Clementina abría sus enormes ojos marrones y miraba a su madre con preocupación. Lina se limitaba a acariciarle el pelo, sin borrar la sonrisa de su rostro, y continuaba hablando, haciendo caso omiso a las palabras de su madre. Reacciones como esta provocaban un sentimiento confuso, mezcla de rabia y desolación, en la Rencorosa, quien, ante la indiferencia mostrada, se limitaba a regresar a su solitaria cueva, víctima de su propio rencor.
Lina no necesitaba escuchar que sus recuerdos fueran producto de su imaginación o momentos idealizados gracias al paso del tiempo, que regresaban a su memoria inspirados por la inocente mirada de sus hijos. Los veraneos de su niñez fueron muy distintos a los que ahora disfrutaban Clementina y Jacobo, pero no por ello habían sido infelices. De hecho, la casa que tenían estaba cerca de la que, por aquel entonces, tuvieron sus padres.
Jaime la mandó construir a los pocos meses de casarse. La edificación parecía una fortaleza, a la que solo se podía acceder por un viejo camino de tierra, y estaba situada en la ladera de la montaña, en medio de un pinar. Las buganvillas y los jazmines trepaban por las paredes de los muros de piedra, y el aroma a azahar y jazmín se mezclaba con el del dulzor de las higueras. Fue la propia Clementina quien bautizó la casa años después de que la construyera el joven matrimonio, El Castillo, balbuceó la pequeña apuntando a la estrecha torre desde la que se atisbaba el horizonte azul del Mediterráneo.
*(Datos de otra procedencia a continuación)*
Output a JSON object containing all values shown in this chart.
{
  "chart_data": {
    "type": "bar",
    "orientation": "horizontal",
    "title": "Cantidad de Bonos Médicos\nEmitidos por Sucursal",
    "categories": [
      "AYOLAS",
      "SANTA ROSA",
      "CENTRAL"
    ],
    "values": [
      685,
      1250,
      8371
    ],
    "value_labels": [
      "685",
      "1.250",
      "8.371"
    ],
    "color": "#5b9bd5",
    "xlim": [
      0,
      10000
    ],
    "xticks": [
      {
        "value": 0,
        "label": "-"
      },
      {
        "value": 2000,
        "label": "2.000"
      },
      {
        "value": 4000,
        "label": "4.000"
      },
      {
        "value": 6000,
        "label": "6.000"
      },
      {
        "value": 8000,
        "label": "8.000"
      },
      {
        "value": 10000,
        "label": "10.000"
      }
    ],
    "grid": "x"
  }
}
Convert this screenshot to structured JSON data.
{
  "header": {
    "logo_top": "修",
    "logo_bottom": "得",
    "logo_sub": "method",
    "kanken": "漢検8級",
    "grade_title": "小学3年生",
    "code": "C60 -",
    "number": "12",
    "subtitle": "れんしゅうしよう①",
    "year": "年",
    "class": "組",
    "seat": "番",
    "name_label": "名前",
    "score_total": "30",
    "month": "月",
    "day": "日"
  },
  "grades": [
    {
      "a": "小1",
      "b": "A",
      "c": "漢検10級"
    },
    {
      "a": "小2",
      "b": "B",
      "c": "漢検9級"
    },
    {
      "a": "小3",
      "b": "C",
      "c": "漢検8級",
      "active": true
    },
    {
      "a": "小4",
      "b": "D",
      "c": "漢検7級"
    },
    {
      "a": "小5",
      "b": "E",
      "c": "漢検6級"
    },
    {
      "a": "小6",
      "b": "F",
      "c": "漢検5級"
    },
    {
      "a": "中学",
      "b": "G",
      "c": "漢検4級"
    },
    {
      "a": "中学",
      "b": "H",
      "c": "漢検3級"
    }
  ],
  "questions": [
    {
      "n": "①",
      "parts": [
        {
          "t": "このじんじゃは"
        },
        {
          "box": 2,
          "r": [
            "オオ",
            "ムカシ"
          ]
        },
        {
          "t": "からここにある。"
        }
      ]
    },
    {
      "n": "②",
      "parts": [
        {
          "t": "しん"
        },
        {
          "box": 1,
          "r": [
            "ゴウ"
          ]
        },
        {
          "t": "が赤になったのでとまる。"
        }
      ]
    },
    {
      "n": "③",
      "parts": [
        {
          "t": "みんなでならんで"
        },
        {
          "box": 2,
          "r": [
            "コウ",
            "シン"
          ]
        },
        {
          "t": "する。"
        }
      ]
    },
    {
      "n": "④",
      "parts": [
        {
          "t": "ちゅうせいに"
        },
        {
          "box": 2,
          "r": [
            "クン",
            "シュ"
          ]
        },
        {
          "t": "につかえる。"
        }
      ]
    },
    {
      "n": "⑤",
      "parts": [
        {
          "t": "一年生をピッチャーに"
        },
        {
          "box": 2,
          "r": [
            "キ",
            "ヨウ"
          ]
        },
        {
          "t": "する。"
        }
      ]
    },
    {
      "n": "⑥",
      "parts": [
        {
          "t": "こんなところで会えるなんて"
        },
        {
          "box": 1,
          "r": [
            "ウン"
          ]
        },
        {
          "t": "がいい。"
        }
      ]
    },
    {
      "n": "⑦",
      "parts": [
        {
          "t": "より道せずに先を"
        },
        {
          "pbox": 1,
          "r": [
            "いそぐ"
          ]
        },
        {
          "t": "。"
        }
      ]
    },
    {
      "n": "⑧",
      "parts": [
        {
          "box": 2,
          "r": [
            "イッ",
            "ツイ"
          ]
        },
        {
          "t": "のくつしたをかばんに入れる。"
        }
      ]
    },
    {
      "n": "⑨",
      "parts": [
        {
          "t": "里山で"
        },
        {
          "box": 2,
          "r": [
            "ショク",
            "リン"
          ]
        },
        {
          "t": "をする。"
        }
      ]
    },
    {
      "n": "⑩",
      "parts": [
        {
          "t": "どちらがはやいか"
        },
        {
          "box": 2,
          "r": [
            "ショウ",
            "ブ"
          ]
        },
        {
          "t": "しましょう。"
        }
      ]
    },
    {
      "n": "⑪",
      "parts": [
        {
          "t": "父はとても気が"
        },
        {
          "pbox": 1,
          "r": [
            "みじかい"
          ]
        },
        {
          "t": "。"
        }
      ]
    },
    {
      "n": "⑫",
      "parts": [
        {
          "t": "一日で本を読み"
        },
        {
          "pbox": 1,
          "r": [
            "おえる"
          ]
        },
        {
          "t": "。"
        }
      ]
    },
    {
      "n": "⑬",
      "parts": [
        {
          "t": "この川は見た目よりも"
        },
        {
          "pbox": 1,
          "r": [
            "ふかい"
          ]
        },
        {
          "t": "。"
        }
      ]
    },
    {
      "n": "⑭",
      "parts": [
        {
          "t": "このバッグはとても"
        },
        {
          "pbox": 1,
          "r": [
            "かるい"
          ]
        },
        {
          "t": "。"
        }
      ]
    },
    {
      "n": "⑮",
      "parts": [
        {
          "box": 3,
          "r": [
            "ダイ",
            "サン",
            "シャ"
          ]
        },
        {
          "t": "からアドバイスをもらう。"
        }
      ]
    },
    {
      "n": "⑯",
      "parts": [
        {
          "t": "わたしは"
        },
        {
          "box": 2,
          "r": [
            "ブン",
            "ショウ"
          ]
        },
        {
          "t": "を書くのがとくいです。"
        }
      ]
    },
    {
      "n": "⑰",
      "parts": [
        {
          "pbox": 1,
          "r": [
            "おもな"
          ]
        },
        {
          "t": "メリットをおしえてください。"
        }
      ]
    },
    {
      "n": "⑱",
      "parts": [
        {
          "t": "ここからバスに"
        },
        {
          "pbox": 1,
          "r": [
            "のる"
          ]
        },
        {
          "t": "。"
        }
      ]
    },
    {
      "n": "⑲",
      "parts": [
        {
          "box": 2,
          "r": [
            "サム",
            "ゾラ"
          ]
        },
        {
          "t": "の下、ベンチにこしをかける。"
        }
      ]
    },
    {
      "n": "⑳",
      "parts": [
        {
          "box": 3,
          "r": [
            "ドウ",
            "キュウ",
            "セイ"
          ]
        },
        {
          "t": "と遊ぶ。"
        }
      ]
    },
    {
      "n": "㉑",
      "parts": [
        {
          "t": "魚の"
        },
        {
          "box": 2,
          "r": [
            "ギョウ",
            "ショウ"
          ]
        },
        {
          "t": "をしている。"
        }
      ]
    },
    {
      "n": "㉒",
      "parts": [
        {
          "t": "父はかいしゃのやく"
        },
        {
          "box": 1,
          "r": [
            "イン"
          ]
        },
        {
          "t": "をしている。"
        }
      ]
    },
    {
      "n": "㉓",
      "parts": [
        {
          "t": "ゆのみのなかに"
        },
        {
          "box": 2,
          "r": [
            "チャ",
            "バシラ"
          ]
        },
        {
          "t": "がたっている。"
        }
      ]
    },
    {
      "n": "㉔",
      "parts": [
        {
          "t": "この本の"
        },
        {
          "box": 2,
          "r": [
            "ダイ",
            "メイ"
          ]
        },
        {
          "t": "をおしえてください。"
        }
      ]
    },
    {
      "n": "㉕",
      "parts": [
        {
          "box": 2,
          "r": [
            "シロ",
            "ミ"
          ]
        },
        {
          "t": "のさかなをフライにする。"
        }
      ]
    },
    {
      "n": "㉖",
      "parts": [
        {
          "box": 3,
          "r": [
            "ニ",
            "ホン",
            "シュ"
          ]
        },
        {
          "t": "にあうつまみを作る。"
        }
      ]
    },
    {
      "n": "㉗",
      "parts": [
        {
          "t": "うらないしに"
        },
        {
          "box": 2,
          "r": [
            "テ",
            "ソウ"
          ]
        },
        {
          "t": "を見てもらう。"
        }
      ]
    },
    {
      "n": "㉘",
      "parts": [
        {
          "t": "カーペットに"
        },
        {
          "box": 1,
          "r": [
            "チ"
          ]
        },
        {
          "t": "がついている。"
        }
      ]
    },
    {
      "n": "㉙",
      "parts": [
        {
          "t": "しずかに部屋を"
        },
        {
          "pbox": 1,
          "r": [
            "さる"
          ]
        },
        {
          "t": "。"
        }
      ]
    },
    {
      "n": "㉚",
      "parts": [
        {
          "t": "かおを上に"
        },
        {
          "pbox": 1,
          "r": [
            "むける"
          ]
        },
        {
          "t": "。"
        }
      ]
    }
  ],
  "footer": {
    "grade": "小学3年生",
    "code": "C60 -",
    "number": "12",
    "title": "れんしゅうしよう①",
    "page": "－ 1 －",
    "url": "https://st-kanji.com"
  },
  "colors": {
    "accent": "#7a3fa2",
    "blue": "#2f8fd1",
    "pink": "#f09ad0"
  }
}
Apenas a un kilómetro de distancia de allí, atrapado en un tiempo pasado, se encontraba el huerto que antaño había pertenecido a la familia de Lina. Frente al viejo secadero de la casa de sus suegros Jaime mandó construir una piscina con forma de haba, y trasplantaron algunas palmeras alrededor para que durante el día hubiera sombras en las que guarecerse. En la parte trasera levantaron una pérgola que cubrieron con hojas de parra y allí se reunían en torno a las paellas cocinadas por Jaime, y los más pequeños luchaban por conseguir la última cucharada de socarrat.
Durante los días en El Castillo la vida se ralentizaba. Las normas se desperdigaban por el camino a medida que el vehículo se acercaba a la costa y a todos les invadía una idéntica sensación de libertad. Nada más cruzar la verja de la entrada, Clementina y Jacobo se descalzaban en el asiento trasero y saltaban del coche para restregar sus pies en la hierba mojada y correteaban bajo la luz transparente y reían a carcajada limpia. Tanto para ellos como para sus padres los veranos eran lo más parecido a tener una vida normal en la que podían gozar de cierta libertad.